5. At [40] Judge Hunter considered whether a second stage Article 8 assessment was necessary and concluded that it was not where the matters relied upon by the appellant and his wife were covered by the provisions of the Immigration Rules.
6. The written grounds of appeal argued in paragraph 2 that the First-tier Tribunal judge did not make a decision on the Article 8 claim. This ground merely picks a pointless technical argument with the failure to state in terms under “Notice of Decision” at the end of the decision that the Article 8 claim was refused. This ground has no merit where a proper reading of Judge Hunter’s decision shows entirely clearly that the Article 8 claim was refused.
7. The grounds at paragraph 3 seem to argue that the appeal should have been allowed under the Immigration Rules as the documentary requirements of Appendix FM-SE were met. Nothing before me showed that to be the case and I found no error in Judge Hunter’s decision on this aspect of the appeal.
8. Paragraph 4 of the grounds argues that the judge did not apply the ratio of Razgar [2004] UKHL 27. That challenge is really to the conclusion at [40] that there was no need here to proceed to a second stage Article 8 assessment outside the Immigration Rules.
9. The case of Singh v SSHD [2015] EWCA Civ 74 at paragraph 66(2) states :
“The statement that the decision-maker ‘must be in a position to demonstrate’ that he or she has given the necessary consideration is simply a reflection of the ordinary obligation to record a material decision. If the decision-maker's view is straightforwardly that all the article 8 issues raised have been addressed in determining the claim under the Rules, all that is necessary is, as Sales J says, to say so.”
10. There is nothing in the materials before me indicating what it was that should have led Judge Hunter to a full second stage Article 8 assessment beyond the provisions of the Immigration Rules. The appellant’s case under the Immigration Rules was that there were insurmountable obstacles to family life being exercised in Pakistan and the judge had already found, sustainably, that there were not. The approach at [40] was sound and not in error. The reference to Huang [2007] UKHL 11 at paragraph 6 adds nothing.
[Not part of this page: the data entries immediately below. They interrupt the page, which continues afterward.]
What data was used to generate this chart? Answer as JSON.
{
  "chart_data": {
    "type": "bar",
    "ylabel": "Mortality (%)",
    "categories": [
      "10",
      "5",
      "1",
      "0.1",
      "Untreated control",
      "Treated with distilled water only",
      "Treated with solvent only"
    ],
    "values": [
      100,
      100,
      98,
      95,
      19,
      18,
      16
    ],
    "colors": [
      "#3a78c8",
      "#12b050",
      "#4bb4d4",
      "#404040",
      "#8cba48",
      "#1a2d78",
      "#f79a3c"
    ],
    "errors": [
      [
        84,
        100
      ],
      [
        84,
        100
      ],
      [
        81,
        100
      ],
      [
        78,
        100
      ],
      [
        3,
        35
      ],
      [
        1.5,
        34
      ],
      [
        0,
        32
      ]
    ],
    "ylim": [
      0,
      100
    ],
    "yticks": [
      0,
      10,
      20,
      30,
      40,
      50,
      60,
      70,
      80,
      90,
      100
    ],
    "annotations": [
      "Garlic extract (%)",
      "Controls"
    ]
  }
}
11. The argument at paragraph 5 of the grounds that the appellant’s short time in the UK compared to that in Pakistan, undisputedly his most important formative years being spent there, could amount to a private life of any serious weight is without any merit. This paragraph is otherwise only disagreement with the findings on the reasonableness of the appellant and his wife being able to exercise their family and private lives in Pakistan. The same is equally so for paragraphs [7] – [9] of the grounds.
12. At the hearing Mr Turner sought to raise a number of points outside the written grounds. He submitted that weight should have been placed on the wife having shown that she had the requisite income to meet the financial requirements of Appendix FM and the failure to meet the documentary requirements being very minor. That submission appeared to me to a “near-miss” argument long since found to be an impermissible approach to an Article 8 proportionality assessment.
13. The suggestion that the appellant’s wife being British precluded her circumstances being assessed through the prism of the Immigration Rules did not make sense to me where the Immigration Rules and case law require that to be the case.
Notice of Decision
The determination of the First‑tier Tribunal does not disclose a material error on the point of law and shall stand.